Oculus hopes to use the extra funds to finally start mass-producing a consumer model.
"Virtual reality has been a long standing dream in tech and sci-fi. To me it always felt kind of inevitable but it was one of those things, you never knew quite when it would become a reality," says Chris Dixon, the man who, together with Marc Andreessen and Andreessen Horowitz, are contributing to a massive $75 million investment in the Oculus Rift virtual reality headset. Oculus CEO Brendan Iribe hopes to use this money to finally get a consumer model of the headset in the hands of the public.
The last time Oculus sought venture capital, they raised $16 million, an impressive figure in its own right, but is still dwarfed by this latest fundraiser. "We always knew we needed a B round [of fundraising] to get to the consumer market at volume. We didn't know the scale we needed for V1 until recently," Iribe says.
In addition to going into mass production, the company wants to use the cash to help shoulder some of the burden faced by software developers choosing to take the time and money to develop games for the Rift over more traditional platforms.
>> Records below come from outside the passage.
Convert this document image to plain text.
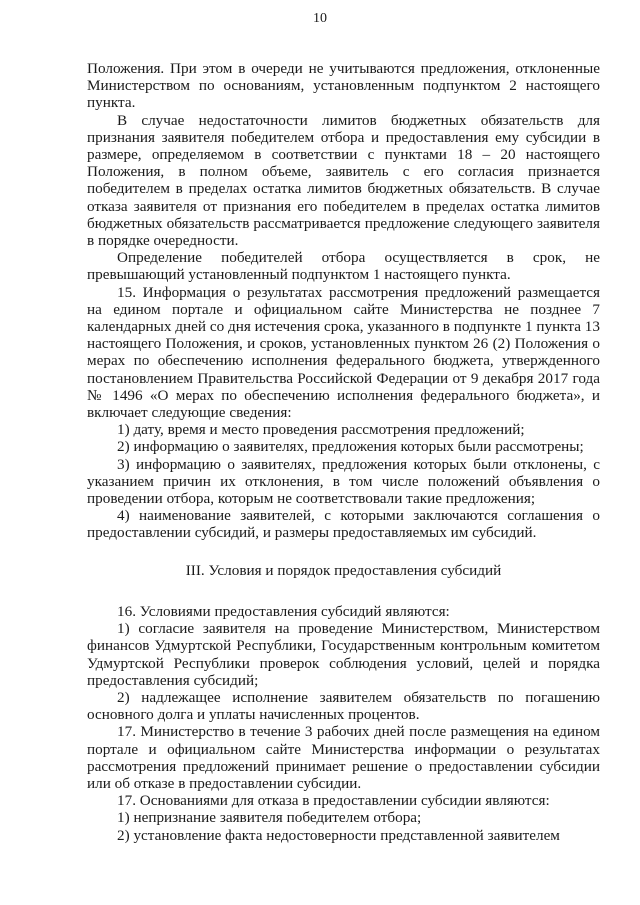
10

Положения. При этом в очереди не учитываются предложения, отклоненные Министерством по основаниям, установленным подпунктом 2 настоящего пункта.

В случае недостаточности лимитов бюджетных обязательств для признания заявителя победителем отбора и предоставления ему субсидии в размере, определяемом в соответствии с пунктами 18 – 20 настоящего Положения, в полном объеме, заявитель с его согласия признается победителем в пределах остатка лимитов бюджетных обязательств. В случае отказа заявителя от признания его победителем в пределах остатка лимитов бюджетных обязательств рассматривается предложение следующего заявителя в порядке очередности.

Определение победителей отбора осуществляется в срок, не превышающий установленный подпунктом 1 настоящего пункта.

15. Информация о результатах рассмотрения предложений размещается на едином портале и официальном сайте Министерства не позднее 7 календарных дней со дня истечения срока, указанного в подпункте 1 пункта 13 настоящего Положения, и сроков, установленных пунктом 26 (2) Положения о мерах по обеспечению исполнения федерального бюджета, утвержденного постановлением Правительства Российской Федерации от 9 декабря 2017 года № 1496 «О мерах по обеспечению исполнения федерального бюджета», и включает следующие сведения:

1) дату, время и место проведения рассмотрения предложений;

2) информацию о заявителях, предложения которых были рассмотрены;

3) информацию о заявителях, предложения которых были отклонены, с указанием причин их отклонения, в том числе положений объявления о проведении отбора, которым не соответствовали такие предложения;

4) наименование заявителей, с которыми заключаются соглашения о предоставлении субсидий, и размеры предоставляемых им субсидий.

III. Условия и порядок предоставления субсидий

16. Условиями предоставления субсидий являются:

1) согласие заявителя на проведение Министерством, Министерством финансов Удмуртской Республики, Государственным контрольным комитетом Удмуртской Республики проверок соблюдения условий, целей и порядка предоставления субсидий;

2) надлежащее исполнение заявителем обязательств по погашению основного долга и уплаты начисленных процентов.

17. Министерство в течение 3 рабочих дней после размещения на едином портале и официальном сайте Министерства информации о результатах рассмотрения предложений принимает решение о предоставлении субсидии или об отказе в предоставлении субсидии.

17. Основаниями для отказа в предоставлении субсидии являются:

1) непризнание заявителя победителем отбора;

2) установление факта недостоверности представленной заявителем
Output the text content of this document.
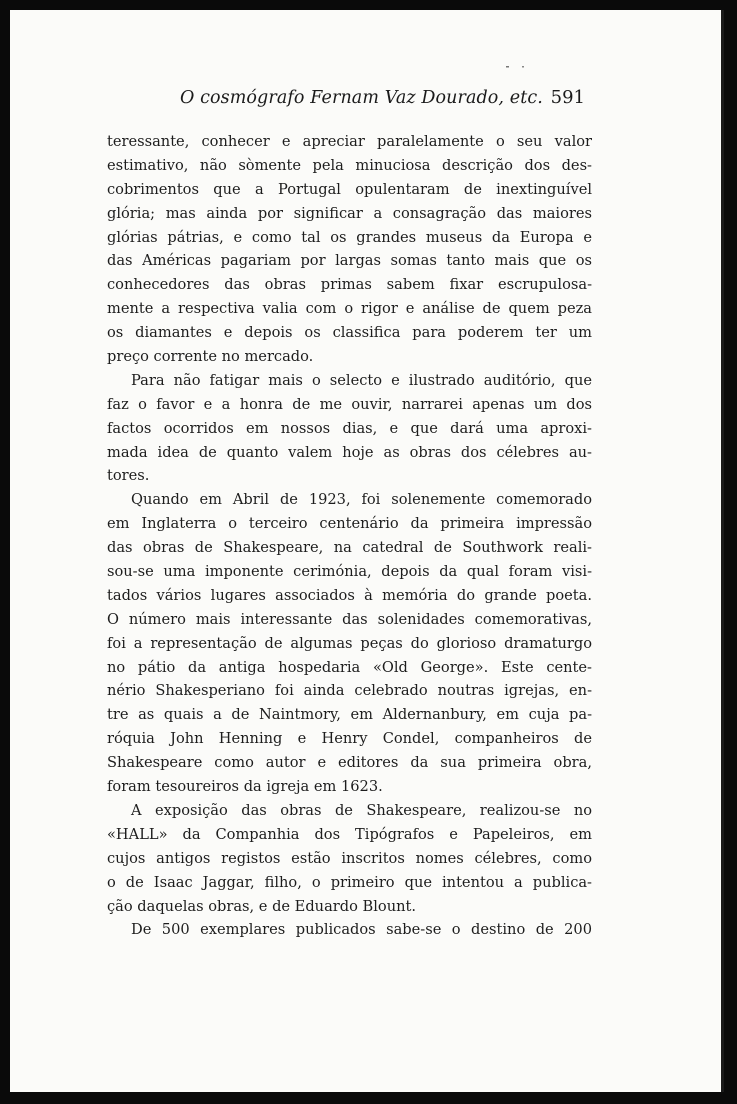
O cosmógrafo Fernam Vaz Dourado, etc. 591
teressante, conhecer e apreciar paralelamente o seu valor
estimativo, não sòmente pela minuciosa descrição dos des-
cobrimentos que a Portugal opulentaram de inextinguível
glória; mas ainda por significar a consagração das maiores
glórias pátrias, e como tal os grandes museus da Europa e
das Américas pagariam por largas somas tanto mais que os
conhecedores das obras primas sabem fixar escrupulosa-
mente a respectiva valia com o rigor e análise de quem peza
os diamantes e depois os classifica para poderem ter um
preço corrente no mercado.
Para não fatigar mais o selecto e ilustrado auditório, que
faz o favor e a honra de me ouvir, narrarei apenas um dos
factos ocorridos em nossos dias, e que dará uma aproxi-
mada idea de quanto valem hoje as obras dos célebres au-
tores.
Quando em Abril de 1923, foi solenemente comemorado
em Inglaterra o terceiro centenário da primeira impressão
das obras de Shakespeare, na catedral de Southwork reali-
sou-se uma imponente cerimónia, depois da qual foram visi-
tados vários lugares associados à memória do grande poeta.
O número mais interessante das solenidades comemorativas,
foi a representação de algumas peças do glorioso dramaturgo
no pátio da antiga hospedaria «Old George». Este cente-
nério Shakesperiano foi ainda celebrado noutras igrejas, en-
tre as quais a de Naintmory, em Aldernanbury, em cuja pa-
róquia John Henning e Henry Condel, companheiros de
Shakespeare como autor e editores da sua primeira obra,
foram tesoureiros da igreja em 1623.
A exposição das obras de Shakespeare, realizou-se no
«HALL» da Companhia dos Tipógrafos e Papeleiros, em
cujos antigos registos estão inscritos nomes célebres, como
o de Isaac Jaggar, filho, o primeiro que intentou a publica-
ção daquelas obras, e de Eduardo Blount.
De 500 exemplares publicados sabe-se o destino de 200
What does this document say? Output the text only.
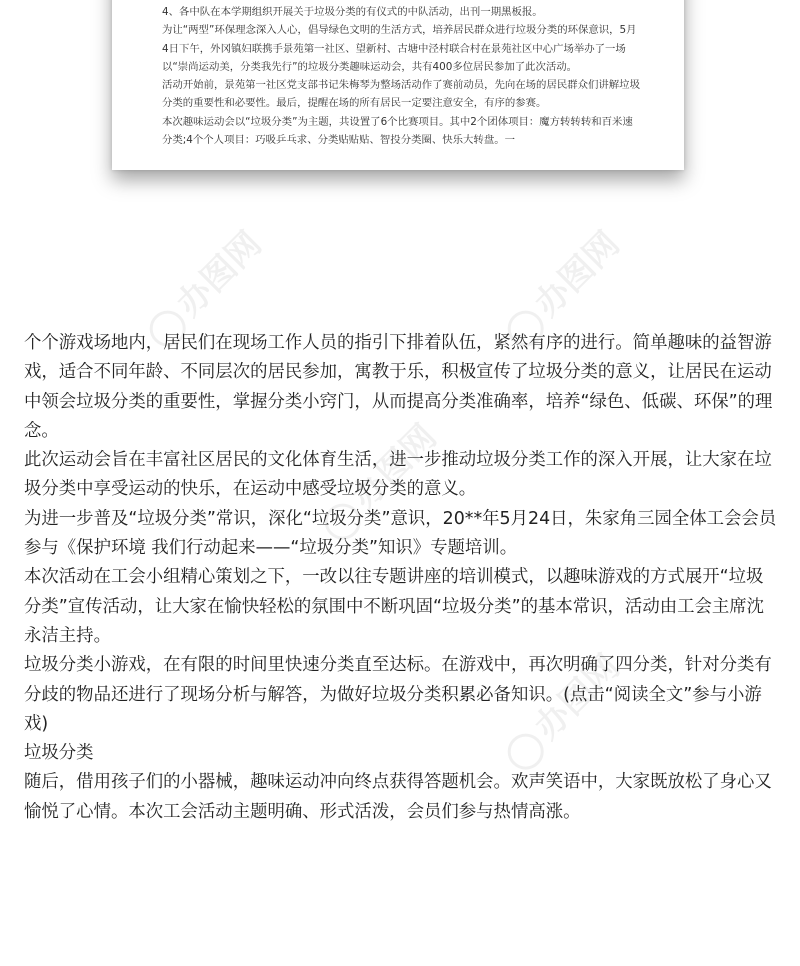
4、各中队在本学期组织开展关于垃圾分类的有仪式的中队活动，出刊一期黑板报。

为让“两型”环保理念深入人心，倡导绿色文明的生活方式，培养居民群众进行垃圾分类的环保意识，5月4日下午，外冈镇妇联携手景苑第一社区、望新村、古塘中泾村联合村在景苑社区中心广场举办了一场以“崇尚运动美，分类我先行”的垃圾分类趣味运动会，共有400多位居民参加了此次活动。

活动开始前，景苑第一社区党支部书记朱梅琴为整场活动作了赛前动员，先向在场的居民群众们讲解垃圾分类的重要性和必要性。最后，提醒在场的所有居民一定要注意安全，有序的参赛。

本次趣味运动会以“垃圾分类”为主题，共设置了6个比赛项目。其中2个团体项目：魔方转转转和百米速分类;4个个人项目：巧吸乒乓求、分类贴贴贴、智投分类圈、快乐大转盘。一

办图网	办图网
办图网
办图网

个个游戏场地内，居民们在现场工作人员的指引下排着队伍，紧然有序的进行。简单趣味的益智游戏，适合不同年龄、不同层次的居民参加，寓教于乐，积极宣传了垃圾分类的意义，让居民在运动中领会垃圾分类的重要性，掌握分类小窍门，从而提高分类准确率，培养“绿色、低碳、环保”的理念。

此次运动会旨在丰富社区居民的文化体育生活，进一步推动垃圾分类工作的深入开展，让大家在垃圾分类中享受运动的快乐，在运动中感受垃圾分类的意义。

为进一步普及“垃圾分类”常识，深化“垃圾分类”意识，20**年5月24日，朱家角三园全体工会会员参与《保护环境 我们行动起来——“垃圾分类”知识》专题培训。

本次活动在工会小组精心策划之下，一改以往专题讲座的培训模式，以趣味游戏的方式展开“垃圾分类”宣传活动，让大家在愉快轻松的氛围中不断巩固“垃圾分类”的基本常识，活动由工会主席沈永洁主持。

垃圾分类小游戏，在有限的时间里快速分类直至达标。在游戏中，再次明确了四分类，针对分类有分歧的物品还进行了现场分析与解答，为做好垃圾分类积累必备知识。(点击“阅读全文”参与小游戏)

垃圾分类

随后，借用孩子们的小器械，趣味运动冲向终点获得答题机会。欢声笑语中，大家既放松了身心又愉悦了心情。本次工会活动主题明确、形式活泼，会员们参与热情高涨。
"They're not just betting that their game will be successful, they're also betting that Oculus will sell enough units to make their game profitable, and that's a really big bet for a developer to make," says Palmer Luckey, Oculus founder. "If a company is going to take out a lot of time from their development schedule to build a game in VR, we don't want them to have to shoulder all of that risk themselves."
Oculus would not say when they planned to ship a retail version of the headset, but did announce that it has now sold 40,000 Oculus Rift developer kits, and expects to sell through 70,000 by the time it gets to the consumer market.